# Mariocarts



## Boberman (Nov 17, 2018)

These looked funny so I bought a few they are pretty damn good actually!


----------



## reallybigjesusfreak (Nov 17, 2018)

I heard those are failing miserably for pesticide.


----------



## natureboygrower (Nov 17, 2018)

reallybigjesusfreak said:


> I heard those are failing miserably for pesticide.


Only a matter of time til that hype train gets derailed imo. I'm not digging the packaging and shit.looks like they are advertising towards kids.sure they are tasty and being discreet is great and all,I just think the concentrate/cart biz is headed for scrutinizing eyes...


----------



## AnotherAnonymousToker (Jun 8, 2019)

Be really careful you don't always get oil in those.

FYI it's just packaging, the cartridges are empty and filled with whatever the hell someone fills it with.
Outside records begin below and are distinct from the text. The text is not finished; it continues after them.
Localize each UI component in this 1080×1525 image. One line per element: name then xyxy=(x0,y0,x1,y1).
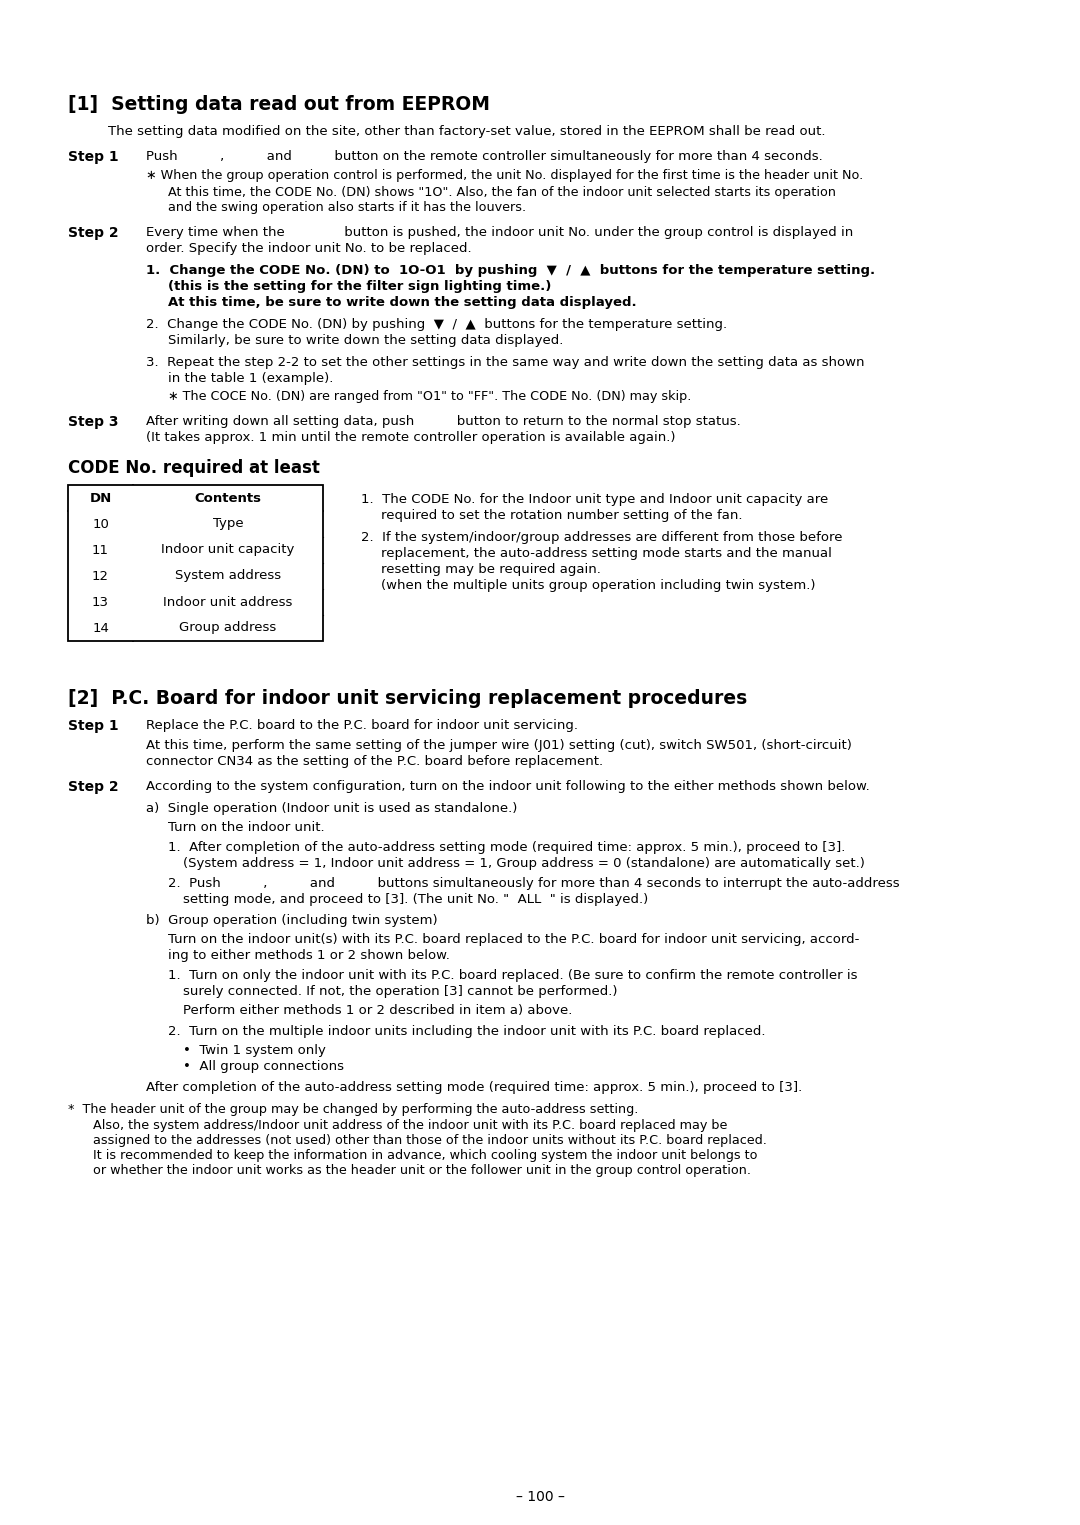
Text: At this time, the CODE No. (DN) shows "1O". Also, the fan of the indoor unit sel: At this time, the CODE No. (DN) shows "1… xyxy=(168,186,836,198)
Text: ∗ The COCE No. (DN) are ranged from "O1" to "FF". The CODE No. (DN) may skip.: ∗ The COCE No. (DN) are ranged from "O1"… xyxy=(168,390,691,403)
Text: a)  Single operation (Indoor unit is used as standalone.): a) Single operation (Indoor unit is used… xyxy=(146,802,517,814)
Text: Step 3: Step 3 xyxy=(68,415,119,429)
Text: System address: System address xyxy=(175,569,281,583)
Text: 2.  Push          ,          and          buttons simultaneously for more than 4: 2. Push , and buttons simultaneously for… xyxy=(168,877,900,891)
Text: Turn on the indoor unit.: Turn on the indoor unit. xyxy=(168,820,325,834)
Text: *  The header unit of the group may be changed by performing the auto-address se: * The header unit of the group may be ch… xyxy=(68,1103,638,1116)
Text: surely connected. If not, the operation [3] cannot be performed.): surely connected. If not, the operation … xyxy=(183,985,618,997)
Text: Step 2: Step 2 xyxy=(68,226,119,239)
Text: Indoor unit capacity: Indoor unit capacity xyxy=(161,543,295,557)
Text: 1.  After completion of the auto-address setting mode (required time: approx. 5 : 1. After completion of the auto-address … xyxy=(168,840,846,854)
Text: (when the multiple units group operation including twin system.): (when the multiple units group operation… xyxy=(381,580,815,592)
Text: [1]  Setting data read out from EEPROM: [1] Setting data read out from EEPROM xyxy=(68,95,490,114)
Text: ∗ When the group operation control is performed, the unit No. displayed for the : ∗ When the group operation control is pe… xyxy=(146,169,863,181)
Text: After writing down all setting data, push          button to return to the norma: After writing down all setting data, pus… xyxy=(146,415,741,429)
Text: or whether the indoor unit works as the header unit or the follower unit in the : or whether the indoor unit works as the … xyxy=(93,1164,751,1177)
Text: 14: 14 xyxy=(92,622,109,634)
Text: Similarly, be sure to write down the setting data displayed.: Similarly, be sure to write down the set… xyxy=(168,334,564,348)
Text: According to the system configuration, turn on the indoor unit following to the : According to the system configuration, t… xyxy=(146,779,869,793)
Text: 2.  Change the CODE No. (DN) by pushing  ▼  /  ▲  buttons for the temperature se: 2. Change the CODE No. (DN) by pushing ▼… xyxy=(146,319,727,331)
Text: resetting may be required again.: resetting may be required again. xyxy=(381,563,600,576)
Text: ing to either methods 1 or 2 shown below.: ing to either methods 1 or 2 shown below… xyxy=(168,949,450,962)
Text: assigned to the addresses (not used) other than those of the indoor units withou: assigned to the addresses (not used) oth… xyxy=(93,1135,767,1147)
Text: 11: 11 xyxy=(92,543,109,557)
Text: After completion of the auto-address setting mode (required time: approx. 5 min.: After completion of the auto-address set… xyxy=(146,1081,802,1093)
Bar xyxy=(68,485,323,640)
Text: CODE No. required at least: CODE No. required at least xyxy=(68,459,320,477)
Text: Step 2: Step 2 xyxy=(68,779,119,795)
Text: •  Twin 1 system only: • Twin 1 system only xyxy=(183,1045,326,1057)
Text: Group address: Group address xyxy=(179,622,276,634)
Text: b)  Group operation (including twin system): b) Group operation (including twin syste… xyxy=(146,913,437,927)
Text: and the swing operation also starts if it has the louvers.: and the swing operation also starts if i… xyxy=(168,201,526,214)
Text: The setting data modified on the site, other than factory-set value, stored in t: The setting data modified on the site, o… xyxy=(108,125,825,137)
Text: – 100 –: – 100 – xyxy=(515,1490,565,1504)
Text: required to set the rotation number setting of the fan.: required to set the rotation number sett… xyxy=(381,509,743,522)
Text: in the table 1 (example).: in the table 1 (example). xyxy=(168,372,334,384)
Text: Replace the P.C. board to the P.C. board for indoor unit servicing.: Replace the P.C. board to the P.C. board… xyxy=(146,718,578,732)
Text: connector CN34 as the setting of the P.C. board before replacement.: connector CN34 as the setting of the P.C… xyxy=(146,755,603,769)
Text: Indoor unit address: Indoor unit address xyxy=(163,595,293,608)
Text: Perform either methods 1 or 2 described in item a) above.: Perform either methods 1 or 2 described … xyxy=(183,1003,572,1017)
Text: DN: DN xyxy=(90,491,111,505)
Text: 13: 13 xyxy=(92,595,109,608)
Text: 1.  Turn on only the indoor unit with its P.C. board replaced. (Be sure to confi: 1. Turn on only the indoor unit with its… xyxy=(168,968,858,982)
Text: replacement, the auto-address setting mode starts and the manual: replacement, the auto-address setting mo… xyxy=(381,547,832,560)
Text: order. Specify the indoor unit No. to be replaced.: order. Specify the indoor unit No. to be… xyxy=(146,242,472,255)
Text: •  All group connections: • All group connections xyxy=(183,1060,345,1074)
Text: 3.  Repeat the step 2-2 to set the other settings in the same way and write down: 3. Repeat the step 2-2 to set the other … xyxy=(146,355,864,369)
Text: Step 1: Step 1 xyxy=(68,149,119,165)
Text: Step 1: Step 1 xyxy=(68,718,119,734)
Text: (It takes approx. 1 min until the remote controller operation is available again: (It takes approx. 1 min until the remote… xyxy=(146,432,675,444)
Text: 2.  If the system/indoor/group addresses are different from those before: 2. If the system/indoor/group addresses … xyxy=(361,531,842,544)
Text: It is recommended to keep the information in advance, which cooling system the i: It is recommended to keep the informatio… xyxy=(93,1148,757,1162)
Text: Push          ,          and          button on the remote controller simultaneo: Push , and button on the remote controll… xyxy=(146,149,823,163)
Text: Every time when the              button is pushed, the indoor unit No. under the: Every time when the button is pushed, th… xyxy=(146,226,853,239)
Text: 2.  Turn on the multiple indoor units including the indoor unit with its P.C. bo: 2. Turn on the multiple indoor units inc… xyxy=(168,1025,766,1039)
Text: (System address = 1, Indoor unit address = 1, Group address = 0 (standalone) are: (System address = 1, Indoor unit address… xyxy=(183,857,865,869)
Text: At this time, perform the same setting of the jumper wire (J01) setting (cut), s: At this time, perform the same setting o… xyxy=(146,740,852,752)
Text: Also, the system address/Indoor unit address of the indoor unit with its P.C. bo: Also, the system address/Indoor unit add… xyxy=(93,1119,727,1132)
Text: 1.  The CODE No. for the Indoor unit type and Indoor unit capacity are: 1. The CODE No. for the Indoor unit type… xyxy=(361,493,828,506)
Text: [2]  P.C. Board for indoor unit servicing replacement procedures: [2] P.C. Board for indoor unit servicing… xyxy=(68,689,747,708)
Text: Turn on the indoor unit(s) with its P.C. board replaced to the P.C. board for in: Turn on the indoor unit(s) with its P.C.… xyxy=(168,933,860,946)
Text: setting mode, and proceed to [3]. (The unit No. "  ALL  " is displayed.): setting mode, and proceed to [3]. (The u… xyxy=(183,894,648,906)
Text: At this time, be sure to write down the setting data displayed.: At this time, be sure to write down the … xyxy=(168,296,636,310)
Text: 10: 10 xyxy=(92,517,109,531)
Text: 12: 12 xyxy=(92,569,109,583)
Text: Type: Type xyxy=(213,517,243,531)
Text: (this is the setting for the filter sign lighting time.): (this is the setting for the filter sign… xyxy=(168,281,552,293)
Text: Contents: Contents xyxy=(194,491,261,505)
Text: 1.  Change the CODE No. (DN) to  1O-O1  by pushing  ▼  /  ▲  buttons for the tem: 1. Change the CODE No. (DN) to 1O-O1 by … xyxy=(146,264,875,278)
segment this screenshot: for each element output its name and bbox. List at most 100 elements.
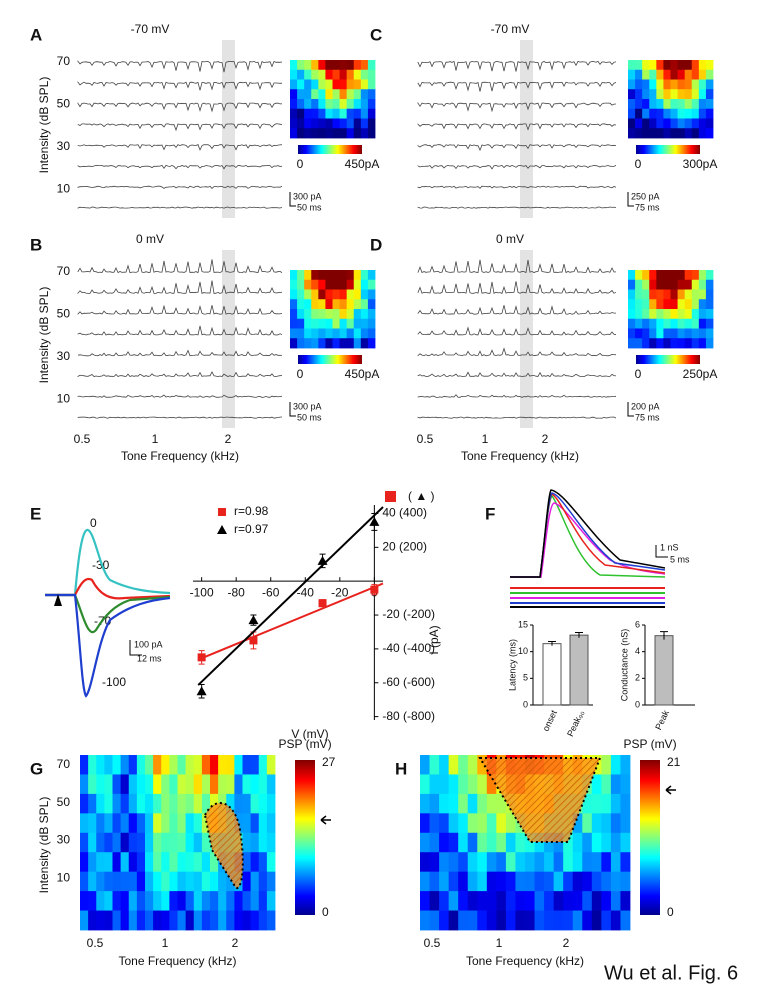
heatmap-cell [663,99,671,110]
bar [569,634,589,706]
heatmap-cell [705,338,714,349]
x-tick-label: 0.5 [87,936,104,950]
heatmap-cell [136,813,146,834]
heatmap-cell [582,852,593,873]
heatmap-cell [136,755,146,775]
heatmap-cell [691,309,700,320]
heatmap-cell [620,774,631,795]
heatmap-cell [505,910,516,931]
scale-label: 50 ms [297,202,322,212]
heatmap-cell [553,832,564,853]
heatmap-cell [515,832,526,853]
heatmap-cell [591,793,602,814]
heatmap-cell [112,910,122,931]
colorbar-label: 450pA [345,367,380,381]
y-tick-label: 10 [518,646,528,656]
heatmap-cell [346,309,355,320]
heatmap-cell [429,813,440,834]
heatmap-cell [367,318,376,329]
heatmap-cell [201,813,211,834]
heatmap-cell [332,128,340,139]
colorbar-label: 0 [322,905,329,919]
axis-title: I (pA) [427,625,441,654]
heatmap-cell [318,69,326,80]
heatmap-cell [515,910,526,931]
heatmap-cell [304,118,312,129]
heatmap-cell [360,60,369,71]
heatmap-cell [705,270,714,281]
heatmap-cell [297,60,305,71]
heatmap-cell [120,891,130,911]
heatmap-cell [318,299,326,310]
heatmap-cell [691,128,700,139]
heatmap-cell [367,328,376,339]
heatmap-cell [88,910,97,931]
heatmap-cell [670,279,678,290]
heatmap-cell [698,118,707,129]
heatmap-cell [698,89,707,100]
heatmap-cell [698,69,707,80]
heatmap-cell [250,813,260,834]
heatmap-cell [467,891,478,911]
heatmap-cell [318,338,326,349]
x-tick-label: onset [541,708,560,733]
heatmap-cell [635,270,643,281]
heatmap-cell [367,108,376,119]
heatmap-cell [318,108,326,119]
heatmap-cell [448,774,459,795]
heatmap-cell [649,318,657,329]
heatmap-cell [360,299,369,310]
heatmap-cell [104,774,113,795]
heatmap-cell [698,279,707,290]
heatmap-cell [360,309,369,320]
heatmap-cell [332,318,340,329]
heatmap-cell [582,891,593,911]
trace [417,394,617,398]
heatmap-cell [96,774,105,795]
heatmap-cell [477,774,488,795]
heatmap-cell [496,793,507,814]
heatmap-cell [346,328,355,339]
heatmap-cell [544,832,555,853]
heatmap-cell [677,309,686,320]
heatmap-cell [649,328,657,339]
heatmap-cell [304,309,312,320]
heatmap-cell [226,755,235,775]
heatmap-cell [642,318,650,329]
heatmap-cell [311,60,319,71]
heatmap-cell [420,871,430,892]
heatmap-cell [290,328,298,339]
heatmap-cell [218,755,227,775]
heatmap-cell [250,832,260,853]
heatmap-cell [145,832,154,853]
heatmap-cell [635,328,643,339]
scale-label: 300 pA [293,401,322,411]
heatmap-cell [258,910,268,931]
heatmap-cell [112,832,122,853]
heatmap-cell [311,89,319,100]
heatmap-cell [360,328,369,339]
heatmap-cell [80,793,89,814]
heatmap-cell [311,99,319,110]
heatmap-cell [161,852,170,873]
heatmap-cell [88,774,97,795]
heatmap-cell [649,60,657,71]
heatmap-cell [88,755,97,775]
x-tick-label: 1 [162,936,169,950]
heatmap-cell [332,118,340,129]
heatmap-cell [458,910,469,931]
heatmap-cell [353,299,362,310]
trace [77,81,283,91]
heatmap-cell [258,755,268,775]
heatmap-cell [339,318,348,329]
heatmap-cell [177,793,187,814]
heatmap-cell [467,871,478,892]
scale-bar [289,402,296,417]
heatmap-cell [698,338,707,349]
heatmap-cell [325,60,333,71]
heatmap-cell [346,69,355,80]
heatmap-cell [177,774,187,795]
x-tick-label: Peak [653,708,671,731]
heatmap-cell [601,832,612,853]
heatmap-cell [367,279,376,290]
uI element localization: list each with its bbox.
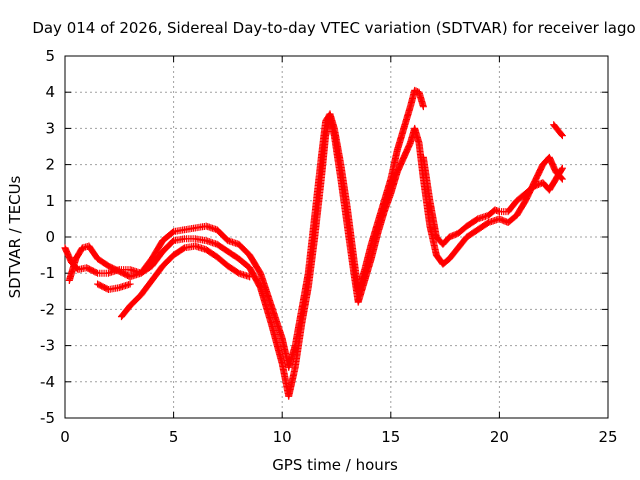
data-point <box>92 269 100 277</box>
data-point <box>126 280 134 288</box>
x-tick-label: 25 <box>598 428 617 446</box>
data-point <box>558 131 566 139</box>
chart-title: Day 014 of 2026, Sidereal Day-to-day VTE… <box>32 19 635 37</box>
axis-ticks <box>64 55 609 419</box>
y-tick-label: 3 <box>45 119 55 137</box>
y-tick-label: 5 <box>45 47 55 65</box>
series-track-b <box>65 86 427 371</box>
y-tick-label: -4 <box>40 373 55 391</box>
y-tick-label: -2 <box>40 300 55 318</box>
data-point <box>419 103 427 111</box>
series-track-f <box>550 121 566 140</box>
data-point <box>558 175 566 183</box>
x-tick-label: 5 <box>169 428 179 446</box>
y-tick-label: -5 <box>40 409 55 427</box>
series-track-e <box>419 153 566 248</box>
data-point <box>246 273 254 281</box>
series-track-a <box>61 114 566 400</box>
y-axis-label: SDTVAR / TECUs <box>6 175 24 298</box>
y-tick-label: 4 <box>45 83 55 101</box>
y-tick-label: -1 <box>40 264 55 282</box>
data-point <box>558 132 566 140</box>
x-tick-label: 20 <box>490 428 509 446</box>
x-tick-label: 0 <box>60 428 70 446</box>
data-point <box>179 245 187 253</box>
y-tick-label: 0 <box>45 228 55 246</box>
grid-lines <box>65 56 608 418</box>
y-tick-label: 2 <box>45 156 55 174</box>
series-track-d <box>94 280 134 293</box>
data-point <box>494 207 502 215</box>
x-axis-label: GPS time / hours <box>272 456 398 474</box>
y-tick-label: -3 <box>40 337 55 355</box>
x-tick-labels: 0 5 10 15 20 25 <box>60 428 617 446</box>
data-point <box>558 164 566 172</box>
x-tick-label: 15 <box>381 428 400 446</box>
series-track-c <box>117 242 254 321</box>
data-point <box>558 165 566 173</box>
y-tick-labels: -5 -4 -3 -2 -1 0 1 2 3 4 5 <box>40 47 55 427</box>
x-tick-label: 10 <box>273 428 292 446</box>
data-points <box>61 86 566 400</box>
y-tick-label: 1 <box>45 192 55 210</box>
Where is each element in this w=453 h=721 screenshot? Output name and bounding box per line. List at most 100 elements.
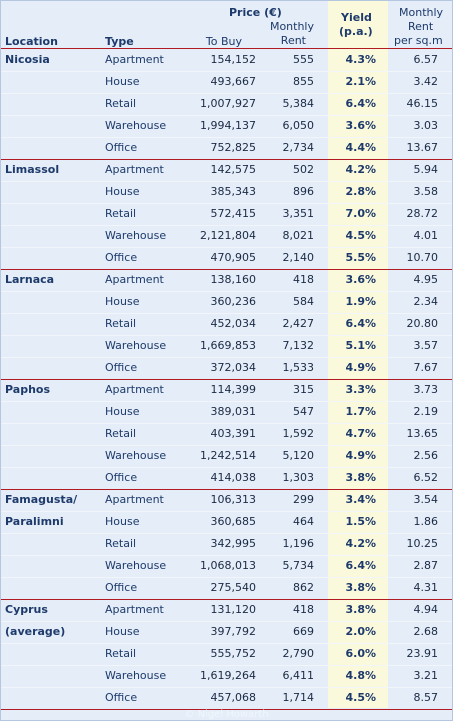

Make sure the oil is thick and golden and doesn't taste funny.


----------



## terpnasty (Jun 15, 2019)

Only sheeple buy those hot dog carts


----------



## DemonTrich (Jun 16, 2019)

You do know I can buy any type of fancy ass packaging and put straight up what ever I want inside, and you'll still say this was the best cart ever. ONLY from the shit packaging.

I make carts, from grow to filling the actual cart. I make my own packaging as well.

You ppl and your BS packaging think your getting a premium product.

Lmfao!


Look on dhgate. You'll see the same packaging for sale.


----------